First author Waradon Sungnak, PhD, of the Wellcome Sanger Institute, in the United Kingdom, and colleagues decided to search the Human Cell Atlas consortium of databases of single cell RNA sequencing, in search of the receptor protein ACE2 and the TMPRSS2 protease, which can activate SARS-SoV-2 entry.

The databases contained more than 20 different tissue cells from non-infected people. The tissue cells came from a variety of organs, including lung, eye, kidney, nasal cavity, and liver cells. Sungnak and colleagues wanted to find individual cells that expressed both key entry proteins.

“We then revealed that mucus-producing goblet cells and ciliated cells in the nose have the highest levels of both these COVID-19 virus proteins, of all cells in the airways,” said Sungnak, in a statement. “This makes these cells the most likely initial infection route for the virus.”

The findings were published in the journal Nature Medicine.

Though the two types of nose cells are the most likely entry points, Sungnak said that’s not to say it is the only place where the proteins are found. The study also showed cells in the cornea of the eye and in the lining of the intestine contained these entry proteins. Those findings suggest the eye and tear ducts are also likely entry points, and it may also be possible for fecal-oral transmission of the virus, they said.

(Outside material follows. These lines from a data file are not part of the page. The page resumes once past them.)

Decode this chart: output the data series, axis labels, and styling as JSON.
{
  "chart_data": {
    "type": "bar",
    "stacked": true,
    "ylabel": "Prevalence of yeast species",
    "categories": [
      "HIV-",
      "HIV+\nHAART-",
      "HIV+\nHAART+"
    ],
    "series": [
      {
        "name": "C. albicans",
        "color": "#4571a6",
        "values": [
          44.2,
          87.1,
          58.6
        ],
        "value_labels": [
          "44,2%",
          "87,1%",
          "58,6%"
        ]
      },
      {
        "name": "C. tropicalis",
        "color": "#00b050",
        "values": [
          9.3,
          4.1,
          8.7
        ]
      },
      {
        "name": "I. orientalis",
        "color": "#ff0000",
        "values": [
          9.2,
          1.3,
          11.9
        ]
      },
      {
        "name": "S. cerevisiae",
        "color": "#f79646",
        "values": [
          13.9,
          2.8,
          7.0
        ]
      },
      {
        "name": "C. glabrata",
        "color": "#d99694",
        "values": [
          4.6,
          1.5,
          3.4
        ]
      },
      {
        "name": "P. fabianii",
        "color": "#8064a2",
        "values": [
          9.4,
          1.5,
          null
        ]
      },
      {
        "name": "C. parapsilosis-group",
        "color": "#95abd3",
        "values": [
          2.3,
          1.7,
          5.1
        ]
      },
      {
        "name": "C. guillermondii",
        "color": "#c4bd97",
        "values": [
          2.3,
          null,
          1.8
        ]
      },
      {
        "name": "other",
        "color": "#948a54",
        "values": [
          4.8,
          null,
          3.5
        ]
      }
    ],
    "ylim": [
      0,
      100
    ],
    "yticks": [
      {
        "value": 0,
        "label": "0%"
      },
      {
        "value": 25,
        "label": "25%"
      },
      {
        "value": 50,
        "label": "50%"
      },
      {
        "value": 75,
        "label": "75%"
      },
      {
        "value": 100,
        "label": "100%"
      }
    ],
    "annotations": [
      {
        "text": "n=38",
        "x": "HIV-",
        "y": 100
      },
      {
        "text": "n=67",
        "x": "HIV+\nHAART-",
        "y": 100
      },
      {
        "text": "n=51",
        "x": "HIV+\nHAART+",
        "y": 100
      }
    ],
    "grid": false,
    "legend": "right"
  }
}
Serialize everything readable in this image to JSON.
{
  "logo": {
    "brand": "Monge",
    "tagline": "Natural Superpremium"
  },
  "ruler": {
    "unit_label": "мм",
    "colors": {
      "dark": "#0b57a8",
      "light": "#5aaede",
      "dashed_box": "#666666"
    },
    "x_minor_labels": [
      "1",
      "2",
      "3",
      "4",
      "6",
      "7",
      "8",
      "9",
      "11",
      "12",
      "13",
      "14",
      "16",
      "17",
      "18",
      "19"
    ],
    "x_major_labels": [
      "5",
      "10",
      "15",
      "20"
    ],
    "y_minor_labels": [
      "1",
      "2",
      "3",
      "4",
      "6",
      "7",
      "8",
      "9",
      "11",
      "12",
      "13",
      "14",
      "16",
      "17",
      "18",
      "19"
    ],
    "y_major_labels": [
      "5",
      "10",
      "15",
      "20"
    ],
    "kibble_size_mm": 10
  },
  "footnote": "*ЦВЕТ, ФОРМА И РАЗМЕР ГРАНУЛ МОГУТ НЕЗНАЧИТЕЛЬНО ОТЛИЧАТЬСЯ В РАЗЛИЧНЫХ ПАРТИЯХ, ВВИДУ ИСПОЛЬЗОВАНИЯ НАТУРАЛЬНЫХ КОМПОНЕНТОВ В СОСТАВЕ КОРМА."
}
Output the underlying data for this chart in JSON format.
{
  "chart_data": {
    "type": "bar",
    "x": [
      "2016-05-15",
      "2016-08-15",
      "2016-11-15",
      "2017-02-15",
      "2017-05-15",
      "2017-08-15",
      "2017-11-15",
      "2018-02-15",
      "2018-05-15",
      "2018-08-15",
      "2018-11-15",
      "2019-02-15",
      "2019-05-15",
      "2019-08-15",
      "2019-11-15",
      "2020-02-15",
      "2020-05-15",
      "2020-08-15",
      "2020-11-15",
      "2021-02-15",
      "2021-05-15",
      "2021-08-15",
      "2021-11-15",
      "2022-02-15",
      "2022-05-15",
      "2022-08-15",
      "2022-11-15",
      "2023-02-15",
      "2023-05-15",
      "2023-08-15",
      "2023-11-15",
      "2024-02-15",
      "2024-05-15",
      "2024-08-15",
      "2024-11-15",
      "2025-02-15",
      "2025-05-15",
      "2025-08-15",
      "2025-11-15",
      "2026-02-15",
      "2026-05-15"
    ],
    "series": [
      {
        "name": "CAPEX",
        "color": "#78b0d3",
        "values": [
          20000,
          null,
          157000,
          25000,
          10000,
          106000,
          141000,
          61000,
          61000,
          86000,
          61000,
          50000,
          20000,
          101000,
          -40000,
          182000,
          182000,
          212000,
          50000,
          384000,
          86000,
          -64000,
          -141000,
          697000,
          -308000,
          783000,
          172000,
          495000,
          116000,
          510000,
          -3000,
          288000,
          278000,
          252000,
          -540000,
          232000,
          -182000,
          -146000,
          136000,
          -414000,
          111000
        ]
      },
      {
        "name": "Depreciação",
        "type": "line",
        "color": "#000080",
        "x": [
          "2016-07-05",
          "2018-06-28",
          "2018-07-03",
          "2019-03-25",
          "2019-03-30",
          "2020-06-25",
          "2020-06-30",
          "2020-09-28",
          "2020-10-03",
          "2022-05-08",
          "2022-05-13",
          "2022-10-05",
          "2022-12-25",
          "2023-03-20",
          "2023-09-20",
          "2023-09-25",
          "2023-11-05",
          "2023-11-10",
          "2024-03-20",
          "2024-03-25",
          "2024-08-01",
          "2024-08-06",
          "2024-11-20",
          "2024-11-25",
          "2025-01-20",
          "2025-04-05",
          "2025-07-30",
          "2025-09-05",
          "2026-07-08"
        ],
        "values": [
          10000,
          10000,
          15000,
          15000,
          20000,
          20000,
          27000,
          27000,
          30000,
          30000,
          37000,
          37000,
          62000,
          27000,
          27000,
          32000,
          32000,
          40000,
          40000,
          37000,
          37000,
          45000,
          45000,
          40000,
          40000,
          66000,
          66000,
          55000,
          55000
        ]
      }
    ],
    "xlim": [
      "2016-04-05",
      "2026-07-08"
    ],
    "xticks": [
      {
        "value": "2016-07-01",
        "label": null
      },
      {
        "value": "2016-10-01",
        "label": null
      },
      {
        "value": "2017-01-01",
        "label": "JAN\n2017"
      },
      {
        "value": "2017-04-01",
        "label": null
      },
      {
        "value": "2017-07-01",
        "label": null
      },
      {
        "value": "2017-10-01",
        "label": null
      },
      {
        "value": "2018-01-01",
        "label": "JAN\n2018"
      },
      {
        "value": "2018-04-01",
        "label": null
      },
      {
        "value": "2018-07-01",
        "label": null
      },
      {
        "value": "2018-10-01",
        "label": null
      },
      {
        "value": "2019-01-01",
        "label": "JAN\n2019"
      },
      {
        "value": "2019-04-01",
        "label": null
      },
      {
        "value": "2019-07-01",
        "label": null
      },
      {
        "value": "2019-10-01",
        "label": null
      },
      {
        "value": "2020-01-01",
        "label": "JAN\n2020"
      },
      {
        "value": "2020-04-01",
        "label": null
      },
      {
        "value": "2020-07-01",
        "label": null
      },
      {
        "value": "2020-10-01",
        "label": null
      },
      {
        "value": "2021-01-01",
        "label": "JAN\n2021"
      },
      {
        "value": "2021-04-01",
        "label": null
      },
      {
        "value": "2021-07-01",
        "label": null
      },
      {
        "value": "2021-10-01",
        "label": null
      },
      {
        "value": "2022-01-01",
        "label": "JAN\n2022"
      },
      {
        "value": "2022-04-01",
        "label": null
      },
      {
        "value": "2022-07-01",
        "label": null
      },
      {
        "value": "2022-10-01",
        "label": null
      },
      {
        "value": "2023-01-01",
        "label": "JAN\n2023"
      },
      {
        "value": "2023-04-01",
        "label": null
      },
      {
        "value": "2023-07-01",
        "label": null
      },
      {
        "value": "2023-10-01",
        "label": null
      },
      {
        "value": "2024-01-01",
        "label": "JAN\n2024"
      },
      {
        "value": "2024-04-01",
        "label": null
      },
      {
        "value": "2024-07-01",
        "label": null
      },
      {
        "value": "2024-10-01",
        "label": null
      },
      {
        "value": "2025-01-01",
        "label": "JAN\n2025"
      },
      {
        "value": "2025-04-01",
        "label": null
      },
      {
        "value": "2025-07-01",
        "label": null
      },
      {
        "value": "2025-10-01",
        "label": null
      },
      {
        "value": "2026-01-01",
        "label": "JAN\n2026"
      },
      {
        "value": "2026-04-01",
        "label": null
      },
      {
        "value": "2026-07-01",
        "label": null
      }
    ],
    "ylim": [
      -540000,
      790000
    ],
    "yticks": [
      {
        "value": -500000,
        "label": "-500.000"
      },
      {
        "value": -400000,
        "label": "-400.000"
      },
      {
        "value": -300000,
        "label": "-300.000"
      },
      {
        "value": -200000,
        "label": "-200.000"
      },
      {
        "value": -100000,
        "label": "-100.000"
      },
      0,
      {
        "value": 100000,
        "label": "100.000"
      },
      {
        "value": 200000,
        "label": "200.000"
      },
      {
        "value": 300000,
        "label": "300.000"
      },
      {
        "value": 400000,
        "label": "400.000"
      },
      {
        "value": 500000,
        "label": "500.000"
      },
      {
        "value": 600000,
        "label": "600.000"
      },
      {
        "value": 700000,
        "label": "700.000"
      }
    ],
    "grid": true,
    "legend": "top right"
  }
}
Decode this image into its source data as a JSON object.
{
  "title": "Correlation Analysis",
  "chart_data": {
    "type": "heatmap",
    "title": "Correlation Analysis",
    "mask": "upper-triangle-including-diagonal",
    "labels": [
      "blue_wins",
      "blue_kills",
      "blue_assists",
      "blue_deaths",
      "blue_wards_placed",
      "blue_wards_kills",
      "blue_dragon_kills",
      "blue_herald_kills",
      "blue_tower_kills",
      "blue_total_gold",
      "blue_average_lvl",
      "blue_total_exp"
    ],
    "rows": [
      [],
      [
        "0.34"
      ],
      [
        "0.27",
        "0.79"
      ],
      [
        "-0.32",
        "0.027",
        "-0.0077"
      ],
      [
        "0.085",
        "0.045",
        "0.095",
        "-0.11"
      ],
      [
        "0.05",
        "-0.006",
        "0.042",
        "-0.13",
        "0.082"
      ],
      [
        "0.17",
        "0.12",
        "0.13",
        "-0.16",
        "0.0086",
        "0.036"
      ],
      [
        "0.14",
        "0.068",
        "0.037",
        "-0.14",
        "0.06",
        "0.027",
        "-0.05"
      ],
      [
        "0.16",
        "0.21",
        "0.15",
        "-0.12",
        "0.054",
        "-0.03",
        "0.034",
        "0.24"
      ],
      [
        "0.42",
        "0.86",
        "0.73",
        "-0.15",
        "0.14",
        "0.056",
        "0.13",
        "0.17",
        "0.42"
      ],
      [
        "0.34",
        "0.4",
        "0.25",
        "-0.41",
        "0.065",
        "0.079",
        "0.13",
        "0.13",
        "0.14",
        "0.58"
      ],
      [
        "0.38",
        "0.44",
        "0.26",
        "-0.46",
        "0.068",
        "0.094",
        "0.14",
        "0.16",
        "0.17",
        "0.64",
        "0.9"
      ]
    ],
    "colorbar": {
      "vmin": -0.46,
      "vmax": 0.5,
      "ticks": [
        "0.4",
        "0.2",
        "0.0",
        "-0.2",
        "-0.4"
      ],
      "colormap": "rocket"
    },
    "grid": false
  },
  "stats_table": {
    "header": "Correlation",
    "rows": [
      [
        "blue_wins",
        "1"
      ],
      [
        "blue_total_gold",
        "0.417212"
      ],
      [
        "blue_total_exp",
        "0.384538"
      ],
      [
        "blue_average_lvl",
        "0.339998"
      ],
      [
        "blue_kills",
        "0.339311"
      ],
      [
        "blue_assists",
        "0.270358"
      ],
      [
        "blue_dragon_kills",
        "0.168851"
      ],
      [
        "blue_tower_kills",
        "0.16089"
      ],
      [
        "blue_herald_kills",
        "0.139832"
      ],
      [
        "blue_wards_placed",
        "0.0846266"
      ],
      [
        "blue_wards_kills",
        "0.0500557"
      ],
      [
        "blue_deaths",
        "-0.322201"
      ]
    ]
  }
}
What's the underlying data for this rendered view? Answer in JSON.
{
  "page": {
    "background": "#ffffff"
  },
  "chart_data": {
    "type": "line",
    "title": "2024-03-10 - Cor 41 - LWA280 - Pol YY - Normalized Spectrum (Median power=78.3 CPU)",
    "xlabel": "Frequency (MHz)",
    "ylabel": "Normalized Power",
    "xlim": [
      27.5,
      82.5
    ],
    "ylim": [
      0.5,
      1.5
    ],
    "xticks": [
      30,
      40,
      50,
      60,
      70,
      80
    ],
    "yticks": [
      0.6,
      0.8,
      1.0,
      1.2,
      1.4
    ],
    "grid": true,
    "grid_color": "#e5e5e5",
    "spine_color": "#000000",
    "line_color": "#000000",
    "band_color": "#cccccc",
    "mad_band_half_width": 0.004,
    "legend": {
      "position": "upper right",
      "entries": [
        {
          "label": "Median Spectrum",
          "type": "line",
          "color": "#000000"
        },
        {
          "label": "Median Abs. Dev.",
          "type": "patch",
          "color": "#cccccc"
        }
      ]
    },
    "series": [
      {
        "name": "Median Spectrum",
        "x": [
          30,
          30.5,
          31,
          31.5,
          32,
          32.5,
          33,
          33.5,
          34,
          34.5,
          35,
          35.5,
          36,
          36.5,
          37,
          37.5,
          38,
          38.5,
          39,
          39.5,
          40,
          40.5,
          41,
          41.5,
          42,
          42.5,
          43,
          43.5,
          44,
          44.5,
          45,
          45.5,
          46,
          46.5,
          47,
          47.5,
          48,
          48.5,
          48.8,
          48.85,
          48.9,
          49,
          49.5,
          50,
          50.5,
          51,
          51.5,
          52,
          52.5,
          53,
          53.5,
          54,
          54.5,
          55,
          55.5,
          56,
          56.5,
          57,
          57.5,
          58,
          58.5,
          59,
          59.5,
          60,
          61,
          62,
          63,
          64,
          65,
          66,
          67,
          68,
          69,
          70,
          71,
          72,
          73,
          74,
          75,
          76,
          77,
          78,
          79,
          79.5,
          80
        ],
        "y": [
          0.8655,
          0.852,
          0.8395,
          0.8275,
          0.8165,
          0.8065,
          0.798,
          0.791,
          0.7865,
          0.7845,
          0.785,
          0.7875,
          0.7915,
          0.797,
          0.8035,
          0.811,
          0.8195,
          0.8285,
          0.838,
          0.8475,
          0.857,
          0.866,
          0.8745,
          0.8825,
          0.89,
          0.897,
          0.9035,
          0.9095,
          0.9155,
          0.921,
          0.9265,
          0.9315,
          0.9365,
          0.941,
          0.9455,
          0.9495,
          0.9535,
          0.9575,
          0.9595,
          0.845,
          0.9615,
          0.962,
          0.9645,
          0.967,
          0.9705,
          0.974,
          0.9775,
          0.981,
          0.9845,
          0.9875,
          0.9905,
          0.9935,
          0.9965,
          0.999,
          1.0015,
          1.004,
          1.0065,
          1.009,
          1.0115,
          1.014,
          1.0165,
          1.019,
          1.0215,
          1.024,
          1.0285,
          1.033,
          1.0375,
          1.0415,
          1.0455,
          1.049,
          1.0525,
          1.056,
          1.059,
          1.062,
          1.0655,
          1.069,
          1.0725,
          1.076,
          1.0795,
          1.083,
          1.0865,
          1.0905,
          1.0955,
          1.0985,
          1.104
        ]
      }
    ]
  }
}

Still, Martijn Nawijn, PhD, of the University Medical Center Groningen, in the Netherlands, said the nose cells offer the best explanation of the pandemic’s rapid spread.

“While there are many factors that contribute to virus transmissibility, our findings are consistent with the rapid infection rates of the virus seen so far,” he said, in the press release. “The location of these cells on the surface of the inside of the nose make them highly accessible to the virus, and also may assist with transmission to other people.”

Jayaraj Rajagopal, MD, of Massachusetts General Hospital, said the research is an important piece of the puzzle for investigators studying the pandemic. Rajagopal said the cellular bases of disease often don’t receive the same level of attention as the molecular bases, despite the links between the two. He said both a molecular and a cellular understanding of COVID-19 are important.

“In the case of COVID-19, knowing the cells that act as portals of viral entry and possible viral reservoirs helps us think about why a virus can be transmitted easily between people and why only some people progress to a lethal pneumonia,” he said.

Rajagopal said this study is particularly notable because it uses cells from the actual tissue cells that are infected in patients with the disease. This should help further investigators better understand which cells and tissues they ought to study as they work toward treatments and prevention methods.